DAPS helps technical writers in the editing, translation and publishing process for documentation written in DocBook XML. DAPS is a command line based software for Linux and lets you create HTML, PDF, EPUB, man pages, and other formats with a single command. It automatically takes care of validating and profiling your sources and of converting the images into the format best suited for the selected output format. DAPS also allows you to manage the key tasks related to writing and editing, create profiled source tarballs for translation or review. DAPS supports authors by providing link checker, validator, spellchecker, and editor macros. Thus it is perfectly suited to manage large documentation projects with multiple authors.

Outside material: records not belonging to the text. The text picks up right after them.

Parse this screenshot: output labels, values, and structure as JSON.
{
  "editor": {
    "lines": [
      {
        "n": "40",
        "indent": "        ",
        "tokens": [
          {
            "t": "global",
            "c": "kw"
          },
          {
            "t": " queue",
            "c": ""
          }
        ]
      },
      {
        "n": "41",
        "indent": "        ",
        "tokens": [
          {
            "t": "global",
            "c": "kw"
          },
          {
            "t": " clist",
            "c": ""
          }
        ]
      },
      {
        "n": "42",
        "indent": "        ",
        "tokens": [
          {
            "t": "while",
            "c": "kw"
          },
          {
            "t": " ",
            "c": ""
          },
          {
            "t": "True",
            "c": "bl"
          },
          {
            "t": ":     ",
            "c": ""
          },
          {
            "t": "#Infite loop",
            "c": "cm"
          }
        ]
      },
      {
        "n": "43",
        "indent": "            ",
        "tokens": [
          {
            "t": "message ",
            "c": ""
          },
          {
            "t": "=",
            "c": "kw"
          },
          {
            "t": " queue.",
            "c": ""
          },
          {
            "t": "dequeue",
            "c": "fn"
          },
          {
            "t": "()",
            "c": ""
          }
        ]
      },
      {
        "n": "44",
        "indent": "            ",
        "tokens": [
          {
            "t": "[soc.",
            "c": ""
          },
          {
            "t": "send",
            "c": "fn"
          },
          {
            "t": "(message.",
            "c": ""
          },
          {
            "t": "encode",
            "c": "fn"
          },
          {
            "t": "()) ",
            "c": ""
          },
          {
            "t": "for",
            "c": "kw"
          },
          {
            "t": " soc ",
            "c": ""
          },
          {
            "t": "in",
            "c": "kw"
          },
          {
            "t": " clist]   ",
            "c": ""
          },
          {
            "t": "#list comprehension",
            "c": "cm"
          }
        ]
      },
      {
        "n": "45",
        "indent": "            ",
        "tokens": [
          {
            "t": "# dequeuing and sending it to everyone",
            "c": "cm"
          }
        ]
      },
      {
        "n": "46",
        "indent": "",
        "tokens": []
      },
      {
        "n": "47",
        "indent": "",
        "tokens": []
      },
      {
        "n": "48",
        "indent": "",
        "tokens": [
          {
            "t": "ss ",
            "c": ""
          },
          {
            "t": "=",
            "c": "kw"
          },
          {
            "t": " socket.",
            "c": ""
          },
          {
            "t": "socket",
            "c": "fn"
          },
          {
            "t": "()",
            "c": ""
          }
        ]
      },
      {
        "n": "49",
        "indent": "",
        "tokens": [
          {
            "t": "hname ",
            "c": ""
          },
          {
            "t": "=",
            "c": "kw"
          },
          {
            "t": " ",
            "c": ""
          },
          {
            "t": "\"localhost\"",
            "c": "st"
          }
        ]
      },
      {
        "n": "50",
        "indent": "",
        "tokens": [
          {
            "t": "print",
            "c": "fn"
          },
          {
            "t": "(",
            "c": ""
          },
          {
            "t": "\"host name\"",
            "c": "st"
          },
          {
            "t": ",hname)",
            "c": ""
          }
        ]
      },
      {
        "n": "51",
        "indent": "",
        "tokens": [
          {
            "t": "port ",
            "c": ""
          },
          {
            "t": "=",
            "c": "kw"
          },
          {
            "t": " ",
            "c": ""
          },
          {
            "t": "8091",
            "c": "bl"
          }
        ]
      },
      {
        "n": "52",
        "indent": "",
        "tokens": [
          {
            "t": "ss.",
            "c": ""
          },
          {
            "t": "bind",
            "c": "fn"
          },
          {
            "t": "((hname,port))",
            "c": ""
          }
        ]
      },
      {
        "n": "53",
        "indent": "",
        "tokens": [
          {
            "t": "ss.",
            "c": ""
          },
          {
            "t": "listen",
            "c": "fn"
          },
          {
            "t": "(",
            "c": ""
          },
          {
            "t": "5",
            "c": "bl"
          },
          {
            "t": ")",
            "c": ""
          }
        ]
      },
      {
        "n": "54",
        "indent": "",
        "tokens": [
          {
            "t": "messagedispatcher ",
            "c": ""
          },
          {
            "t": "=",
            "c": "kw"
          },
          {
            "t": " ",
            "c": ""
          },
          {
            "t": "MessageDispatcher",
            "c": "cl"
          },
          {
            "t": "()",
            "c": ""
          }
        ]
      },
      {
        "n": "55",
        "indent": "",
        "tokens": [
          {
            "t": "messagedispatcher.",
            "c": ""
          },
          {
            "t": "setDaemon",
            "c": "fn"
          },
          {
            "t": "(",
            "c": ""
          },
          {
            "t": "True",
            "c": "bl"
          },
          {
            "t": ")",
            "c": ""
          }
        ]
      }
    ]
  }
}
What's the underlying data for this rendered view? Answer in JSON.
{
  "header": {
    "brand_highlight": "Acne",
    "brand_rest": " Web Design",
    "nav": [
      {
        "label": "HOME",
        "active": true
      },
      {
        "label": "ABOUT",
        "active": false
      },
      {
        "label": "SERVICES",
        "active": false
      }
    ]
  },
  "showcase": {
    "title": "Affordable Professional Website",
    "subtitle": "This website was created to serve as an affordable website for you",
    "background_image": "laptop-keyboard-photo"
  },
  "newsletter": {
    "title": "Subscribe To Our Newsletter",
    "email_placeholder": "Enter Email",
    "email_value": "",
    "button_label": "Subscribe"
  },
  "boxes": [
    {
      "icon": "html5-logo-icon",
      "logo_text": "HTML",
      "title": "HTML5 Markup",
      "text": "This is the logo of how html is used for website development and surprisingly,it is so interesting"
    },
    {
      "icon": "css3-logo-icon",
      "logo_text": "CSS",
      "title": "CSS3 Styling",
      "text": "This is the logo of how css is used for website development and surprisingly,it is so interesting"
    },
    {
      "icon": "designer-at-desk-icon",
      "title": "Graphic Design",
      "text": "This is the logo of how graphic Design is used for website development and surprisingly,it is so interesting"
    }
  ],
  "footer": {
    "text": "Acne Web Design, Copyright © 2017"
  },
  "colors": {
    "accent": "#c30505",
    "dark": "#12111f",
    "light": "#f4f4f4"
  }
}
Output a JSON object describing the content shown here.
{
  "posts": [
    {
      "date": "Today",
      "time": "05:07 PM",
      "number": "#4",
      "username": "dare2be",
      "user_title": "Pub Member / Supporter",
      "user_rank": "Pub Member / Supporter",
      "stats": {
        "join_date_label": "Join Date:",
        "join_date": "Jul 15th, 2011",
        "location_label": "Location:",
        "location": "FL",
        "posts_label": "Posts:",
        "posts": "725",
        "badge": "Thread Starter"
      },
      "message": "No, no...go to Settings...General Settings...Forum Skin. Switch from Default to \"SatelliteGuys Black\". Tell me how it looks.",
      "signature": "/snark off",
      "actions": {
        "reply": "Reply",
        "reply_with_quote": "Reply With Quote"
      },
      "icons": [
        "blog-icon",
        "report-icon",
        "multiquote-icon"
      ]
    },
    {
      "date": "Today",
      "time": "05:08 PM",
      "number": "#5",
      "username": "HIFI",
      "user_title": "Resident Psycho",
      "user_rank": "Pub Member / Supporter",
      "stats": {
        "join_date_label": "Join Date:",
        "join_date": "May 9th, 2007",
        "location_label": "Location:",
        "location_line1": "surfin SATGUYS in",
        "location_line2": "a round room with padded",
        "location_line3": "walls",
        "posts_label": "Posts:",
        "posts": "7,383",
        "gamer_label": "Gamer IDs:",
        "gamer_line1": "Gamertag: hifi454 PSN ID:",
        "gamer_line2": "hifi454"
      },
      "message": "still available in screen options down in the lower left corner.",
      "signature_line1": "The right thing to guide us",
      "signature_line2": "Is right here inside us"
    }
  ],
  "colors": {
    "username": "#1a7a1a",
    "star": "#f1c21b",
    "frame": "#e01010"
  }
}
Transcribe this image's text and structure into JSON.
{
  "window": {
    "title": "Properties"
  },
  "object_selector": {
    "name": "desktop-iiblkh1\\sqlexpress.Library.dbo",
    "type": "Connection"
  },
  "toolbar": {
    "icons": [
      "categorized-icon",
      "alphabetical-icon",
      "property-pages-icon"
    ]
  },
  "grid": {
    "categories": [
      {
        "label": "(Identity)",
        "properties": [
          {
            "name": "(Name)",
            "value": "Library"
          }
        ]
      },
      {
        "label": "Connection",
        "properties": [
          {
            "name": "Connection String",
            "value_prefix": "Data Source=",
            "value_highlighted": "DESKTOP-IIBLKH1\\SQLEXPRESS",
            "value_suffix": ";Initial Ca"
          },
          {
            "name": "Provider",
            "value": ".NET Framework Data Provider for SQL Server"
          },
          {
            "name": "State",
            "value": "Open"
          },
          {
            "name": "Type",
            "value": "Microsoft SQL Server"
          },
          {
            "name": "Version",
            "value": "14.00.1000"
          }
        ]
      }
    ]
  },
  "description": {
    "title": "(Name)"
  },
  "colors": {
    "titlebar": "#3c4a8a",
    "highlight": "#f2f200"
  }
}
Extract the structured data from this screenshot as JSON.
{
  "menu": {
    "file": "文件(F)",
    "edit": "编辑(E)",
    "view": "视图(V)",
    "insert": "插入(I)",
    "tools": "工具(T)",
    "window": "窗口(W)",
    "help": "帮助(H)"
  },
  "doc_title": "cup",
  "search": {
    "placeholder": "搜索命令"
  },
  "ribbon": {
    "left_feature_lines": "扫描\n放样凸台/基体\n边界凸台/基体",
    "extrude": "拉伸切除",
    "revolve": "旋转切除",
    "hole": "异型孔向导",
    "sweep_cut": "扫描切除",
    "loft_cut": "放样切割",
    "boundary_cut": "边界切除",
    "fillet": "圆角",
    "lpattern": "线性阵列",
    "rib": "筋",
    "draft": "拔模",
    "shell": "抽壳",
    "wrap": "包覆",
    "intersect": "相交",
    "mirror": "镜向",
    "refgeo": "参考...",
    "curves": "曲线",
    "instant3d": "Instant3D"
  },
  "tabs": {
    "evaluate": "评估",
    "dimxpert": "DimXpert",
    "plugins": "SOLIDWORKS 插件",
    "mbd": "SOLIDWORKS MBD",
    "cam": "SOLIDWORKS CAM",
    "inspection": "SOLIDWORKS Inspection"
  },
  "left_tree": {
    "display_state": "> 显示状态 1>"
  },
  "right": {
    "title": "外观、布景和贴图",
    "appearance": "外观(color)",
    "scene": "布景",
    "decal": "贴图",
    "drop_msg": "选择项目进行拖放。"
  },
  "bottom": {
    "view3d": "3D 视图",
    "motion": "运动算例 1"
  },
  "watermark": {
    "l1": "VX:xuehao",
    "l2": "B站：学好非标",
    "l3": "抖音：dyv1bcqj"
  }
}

Starting with version 3.0, DAPS supports also AsciiDoc sources. AsciiDoc sources are converted to DocBook and then processed the same way as DocBook sources. Projects with AsciiDoc sources are handled the same way as regular DocBook projects. Therefore, the full range of output formats supported by DAPS is supported also for AsciiDoc sources (HTML, single HTML, PDF, EPUB, plain text, etc.).

DAPS is released as open source. It offers a dual-licensing model at your choice (GPL 2.0 or GPL 3.0) and can be installed and used on any modern Linux system. DAPS packages are available for SUSE Linux Enterprise and for openSUSE, and previous versions of DAPS have successfully been tested and used on Fedora, Ubuntu, Xubuntu, and Debian.

Together with a text editor and a version management system such as Git, DAPS can be used as a fully-fledged authoring and content management system for documentation projects based on DocBook and AsciiDoc.